许成军说得理所当然,他站起身,拍了拍屁股上并不存在的灰尘,“就像你现在不喜欢下午那一幕一样。还按照过去那套东西,得到的结果还和现在一样。得变啊,杜老师,都得变。观念要变,文学要变、经济体制要变……不变得更强,今天你看到的就不仅仅是游行,可能是真正的炮舰。”
他说完,迈步就走出了亭子,将杜鹏成和他周身缭绕的烟雾留在身后。
刚走出几步,身后传来杜鹏成有些沙哑,却明显缓和甚至带着一丝复杂意味的声音:“回头……我和刘芯武说说,安排你俩坐坐。你们都是……最有潜力的年轻人。”
许成军脚步未停,只是抬起手,在空中随意地摆了摆,算是回应。
杜鹏成看着他那洒脱又带着点桀骜的背影,狠狠吸了最后一口烟,将烟蒂摁灭在石柱上,低声啐了一句:“呸,臭屁玩意!”
但那语气里,先前那种针锋相对的敌意,已然消散了大半,取而代之的是一种被说中心事后的复杂,以及一种基于共同底线而产生的、微妙的认同。
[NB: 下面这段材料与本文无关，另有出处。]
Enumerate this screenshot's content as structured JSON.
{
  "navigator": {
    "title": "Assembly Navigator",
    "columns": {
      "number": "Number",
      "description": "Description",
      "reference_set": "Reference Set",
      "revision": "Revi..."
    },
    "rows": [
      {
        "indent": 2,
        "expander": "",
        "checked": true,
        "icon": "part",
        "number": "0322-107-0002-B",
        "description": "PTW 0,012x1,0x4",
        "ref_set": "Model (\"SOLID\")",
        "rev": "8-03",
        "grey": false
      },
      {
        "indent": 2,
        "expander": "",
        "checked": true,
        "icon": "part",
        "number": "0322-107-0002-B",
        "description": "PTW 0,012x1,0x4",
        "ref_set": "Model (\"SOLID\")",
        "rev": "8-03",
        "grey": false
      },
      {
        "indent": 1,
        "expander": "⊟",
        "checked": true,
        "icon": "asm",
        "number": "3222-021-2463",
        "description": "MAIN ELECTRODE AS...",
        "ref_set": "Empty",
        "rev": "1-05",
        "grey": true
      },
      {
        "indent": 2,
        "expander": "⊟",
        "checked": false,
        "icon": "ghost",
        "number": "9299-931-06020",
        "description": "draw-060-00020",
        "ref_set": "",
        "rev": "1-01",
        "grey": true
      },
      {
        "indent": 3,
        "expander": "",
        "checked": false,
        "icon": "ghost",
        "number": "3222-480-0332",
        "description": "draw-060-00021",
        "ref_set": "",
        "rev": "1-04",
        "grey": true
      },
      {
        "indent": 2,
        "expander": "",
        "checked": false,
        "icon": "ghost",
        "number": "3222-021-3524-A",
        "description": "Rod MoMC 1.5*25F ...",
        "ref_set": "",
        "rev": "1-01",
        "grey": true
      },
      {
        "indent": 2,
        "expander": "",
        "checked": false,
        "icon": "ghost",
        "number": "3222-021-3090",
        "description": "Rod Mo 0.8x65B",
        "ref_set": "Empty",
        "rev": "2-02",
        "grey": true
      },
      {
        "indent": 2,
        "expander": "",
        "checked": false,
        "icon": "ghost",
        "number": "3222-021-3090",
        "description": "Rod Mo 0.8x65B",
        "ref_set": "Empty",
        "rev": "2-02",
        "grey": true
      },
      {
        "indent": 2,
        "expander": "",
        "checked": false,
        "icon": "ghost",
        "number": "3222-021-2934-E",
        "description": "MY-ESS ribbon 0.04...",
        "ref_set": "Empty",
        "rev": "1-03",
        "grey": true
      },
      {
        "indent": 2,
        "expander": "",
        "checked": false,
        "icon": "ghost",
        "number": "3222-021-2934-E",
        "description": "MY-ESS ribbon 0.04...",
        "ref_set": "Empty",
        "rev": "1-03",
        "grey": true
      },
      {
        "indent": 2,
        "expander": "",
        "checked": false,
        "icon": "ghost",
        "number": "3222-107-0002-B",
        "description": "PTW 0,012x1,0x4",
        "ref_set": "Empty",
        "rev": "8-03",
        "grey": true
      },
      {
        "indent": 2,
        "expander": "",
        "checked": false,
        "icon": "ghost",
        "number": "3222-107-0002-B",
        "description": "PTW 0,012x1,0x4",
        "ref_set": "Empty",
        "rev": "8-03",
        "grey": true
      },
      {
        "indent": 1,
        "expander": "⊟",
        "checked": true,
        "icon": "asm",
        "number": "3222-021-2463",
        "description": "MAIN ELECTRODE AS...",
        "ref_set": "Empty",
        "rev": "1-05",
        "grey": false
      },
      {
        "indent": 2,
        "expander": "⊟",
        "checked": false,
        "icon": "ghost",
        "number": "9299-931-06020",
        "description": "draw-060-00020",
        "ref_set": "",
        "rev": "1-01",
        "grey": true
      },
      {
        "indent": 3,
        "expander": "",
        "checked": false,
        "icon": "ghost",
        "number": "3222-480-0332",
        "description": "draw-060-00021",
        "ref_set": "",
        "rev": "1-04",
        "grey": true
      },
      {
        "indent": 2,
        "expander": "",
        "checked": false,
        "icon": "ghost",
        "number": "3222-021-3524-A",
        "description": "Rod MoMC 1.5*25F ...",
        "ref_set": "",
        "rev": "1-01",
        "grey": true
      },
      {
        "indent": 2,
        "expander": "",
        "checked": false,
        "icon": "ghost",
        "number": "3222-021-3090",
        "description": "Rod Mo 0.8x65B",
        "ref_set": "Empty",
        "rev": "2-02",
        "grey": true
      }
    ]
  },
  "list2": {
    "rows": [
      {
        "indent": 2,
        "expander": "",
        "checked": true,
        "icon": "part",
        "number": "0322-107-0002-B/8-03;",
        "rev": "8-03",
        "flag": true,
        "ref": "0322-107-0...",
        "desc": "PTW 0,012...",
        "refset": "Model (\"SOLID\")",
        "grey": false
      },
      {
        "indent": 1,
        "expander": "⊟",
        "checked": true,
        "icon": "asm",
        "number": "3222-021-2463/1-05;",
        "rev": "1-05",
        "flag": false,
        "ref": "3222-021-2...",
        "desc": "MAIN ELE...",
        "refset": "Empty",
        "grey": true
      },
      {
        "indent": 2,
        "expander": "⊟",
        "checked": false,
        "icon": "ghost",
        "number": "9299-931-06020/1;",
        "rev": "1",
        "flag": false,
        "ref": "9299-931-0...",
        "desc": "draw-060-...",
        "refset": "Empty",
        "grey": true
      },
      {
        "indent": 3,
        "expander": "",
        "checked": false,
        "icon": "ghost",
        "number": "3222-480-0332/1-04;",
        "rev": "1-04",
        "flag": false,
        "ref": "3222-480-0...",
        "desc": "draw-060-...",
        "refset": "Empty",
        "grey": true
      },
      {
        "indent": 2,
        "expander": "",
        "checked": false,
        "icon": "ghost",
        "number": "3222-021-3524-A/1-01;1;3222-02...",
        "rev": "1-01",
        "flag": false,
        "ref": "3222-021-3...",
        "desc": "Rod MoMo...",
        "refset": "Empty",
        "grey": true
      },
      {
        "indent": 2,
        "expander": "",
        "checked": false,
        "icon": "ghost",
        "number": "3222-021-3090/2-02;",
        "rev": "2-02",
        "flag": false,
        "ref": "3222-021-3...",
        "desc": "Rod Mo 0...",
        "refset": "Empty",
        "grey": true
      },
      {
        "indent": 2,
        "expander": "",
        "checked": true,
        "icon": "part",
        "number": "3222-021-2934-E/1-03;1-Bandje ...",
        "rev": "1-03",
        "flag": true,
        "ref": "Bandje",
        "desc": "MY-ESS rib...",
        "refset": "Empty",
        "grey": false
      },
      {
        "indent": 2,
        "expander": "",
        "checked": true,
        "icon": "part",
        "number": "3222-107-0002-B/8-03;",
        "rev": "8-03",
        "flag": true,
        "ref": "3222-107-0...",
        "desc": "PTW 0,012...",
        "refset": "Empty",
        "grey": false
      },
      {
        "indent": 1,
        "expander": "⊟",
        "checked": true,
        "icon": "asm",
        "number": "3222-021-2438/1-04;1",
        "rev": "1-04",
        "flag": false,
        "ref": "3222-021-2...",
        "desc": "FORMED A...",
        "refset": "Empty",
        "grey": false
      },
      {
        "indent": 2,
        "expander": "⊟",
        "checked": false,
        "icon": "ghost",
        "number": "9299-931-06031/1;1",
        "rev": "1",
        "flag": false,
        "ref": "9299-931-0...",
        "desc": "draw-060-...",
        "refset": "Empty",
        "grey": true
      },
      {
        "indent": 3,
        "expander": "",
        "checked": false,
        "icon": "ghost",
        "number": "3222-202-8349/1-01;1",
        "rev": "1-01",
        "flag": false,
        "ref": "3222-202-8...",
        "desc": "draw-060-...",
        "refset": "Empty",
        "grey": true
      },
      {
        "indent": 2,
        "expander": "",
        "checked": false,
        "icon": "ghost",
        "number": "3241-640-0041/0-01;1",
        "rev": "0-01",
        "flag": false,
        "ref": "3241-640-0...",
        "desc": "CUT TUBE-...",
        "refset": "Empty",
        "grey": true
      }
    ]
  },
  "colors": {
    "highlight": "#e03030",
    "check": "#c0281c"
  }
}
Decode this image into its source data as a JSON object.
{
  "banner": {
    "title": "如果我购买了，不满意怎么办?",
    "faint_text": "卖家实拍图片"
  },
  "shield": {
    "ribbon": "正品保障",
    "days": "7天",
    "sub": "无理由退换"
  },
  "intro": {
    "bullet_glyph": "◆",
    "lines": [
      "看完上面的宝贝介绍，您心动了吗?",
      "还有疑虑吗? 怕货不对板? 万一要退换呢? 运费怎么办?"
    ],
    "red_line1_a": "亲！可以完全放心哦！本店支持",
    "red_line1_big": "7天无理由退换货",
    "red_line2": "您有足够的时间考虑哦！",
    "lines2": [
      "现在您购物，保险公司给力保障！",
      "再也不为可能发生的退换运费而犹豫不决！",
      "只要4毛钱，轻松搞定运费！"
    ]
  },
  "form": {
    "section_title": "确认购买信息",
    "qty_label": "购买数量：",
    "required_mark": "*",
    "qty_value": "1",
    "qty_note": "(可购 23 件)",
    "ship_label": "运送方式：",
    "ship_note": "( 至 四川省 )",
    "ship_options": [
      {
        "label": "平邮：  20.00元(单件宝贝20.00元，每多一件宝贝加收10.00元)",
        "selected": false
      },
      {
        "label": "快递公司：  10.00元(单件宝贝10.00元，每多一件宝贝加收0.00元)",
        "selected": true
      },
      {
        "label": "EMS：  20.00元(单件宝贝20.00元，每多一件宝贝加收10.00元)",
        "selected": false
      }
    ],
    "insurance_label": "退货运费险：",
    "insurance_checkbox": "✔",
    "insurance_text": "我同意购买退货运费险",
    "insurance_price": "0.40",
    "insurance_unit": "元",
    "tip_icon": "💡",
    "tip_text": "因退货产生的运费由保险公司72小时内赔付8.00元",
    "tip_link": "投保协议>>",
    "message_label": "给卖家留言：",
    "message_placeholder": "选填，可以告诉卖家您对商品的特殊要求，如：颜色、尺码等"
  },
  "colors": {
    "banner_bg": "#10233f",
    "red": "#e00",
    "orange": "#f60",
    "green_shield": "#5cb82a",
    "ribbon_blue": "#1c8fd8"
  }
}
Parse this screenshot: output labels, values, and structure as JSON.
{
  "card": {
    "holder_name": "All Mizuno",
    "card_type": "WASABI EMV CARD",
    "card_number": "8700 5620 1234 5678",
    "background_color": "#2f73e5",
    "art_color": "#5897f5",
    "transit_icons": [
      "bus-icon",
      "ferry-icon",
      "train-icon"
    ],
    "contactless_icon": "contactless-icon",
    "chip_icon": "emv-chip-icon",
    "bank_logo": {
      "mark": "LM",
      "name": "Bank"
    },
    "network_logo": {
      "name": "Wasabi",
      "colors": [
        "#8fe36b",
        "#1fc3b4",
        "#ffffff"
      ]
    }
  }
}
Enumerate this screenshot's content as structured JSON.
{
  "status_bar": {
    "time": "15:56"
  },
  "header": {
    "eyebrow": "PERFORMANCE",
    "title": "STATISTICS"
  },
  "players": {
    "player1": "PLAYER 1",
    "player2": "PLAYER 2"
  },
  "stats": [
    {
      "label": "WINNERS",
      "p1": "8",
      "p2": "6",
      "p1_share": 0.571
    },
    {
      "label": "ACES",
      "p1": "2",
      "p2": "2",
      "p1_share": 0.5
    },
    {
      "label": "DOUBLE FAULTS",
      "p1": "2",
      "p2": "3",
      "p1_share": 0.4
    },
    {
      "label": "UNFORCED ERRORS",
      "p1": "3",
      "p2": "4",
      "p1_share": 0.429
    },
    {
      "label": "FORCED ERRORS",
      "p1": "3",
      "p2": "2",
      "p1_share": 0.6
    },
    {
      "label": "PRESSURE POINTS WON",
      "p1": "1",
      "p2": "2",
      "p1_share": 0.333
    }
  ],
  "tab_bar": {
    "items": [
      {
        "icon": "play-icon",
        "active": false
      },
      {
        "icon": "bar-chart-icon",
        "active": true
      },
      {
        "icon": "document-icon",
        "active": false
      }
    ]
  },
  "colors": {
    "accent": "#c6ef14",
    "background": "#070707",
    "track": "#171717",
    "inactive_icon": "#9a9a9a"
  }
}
观念再不一样,但面对那面旗帜时涌起的屈辱与愤怒,本质是相通的。
许成军叼着烟,沿着池塘边的小径漫无目的地走着。
夜风带着池水的湿气和植物的清气,吹散了少许胸中的闷气。走到一处假山旁,他看到一个身影蜷缩在一块光滑的大石头上。
是宋梁溪。
她只穿着一件单薄的丝绸衬衫,下身是条及膝的裙子,抱着双腿坐在那里,下巴搁在膝盖上,怔怔地望着天边那轮被都市光华衬得有些黯淡的月亮。晚风清凉,吹得她发丝微乱,几缕贴在白皙的脸颊边,更添几分楚楚。月光勾勒出她纤细的脖颈和裸露在外的脚踝,那脚踝线条优美,白皙得仿佛泛着莹光,在夜色中透着一股易碎的、我见犹怜的美感,与白天那个明媚张扬的她判若两人。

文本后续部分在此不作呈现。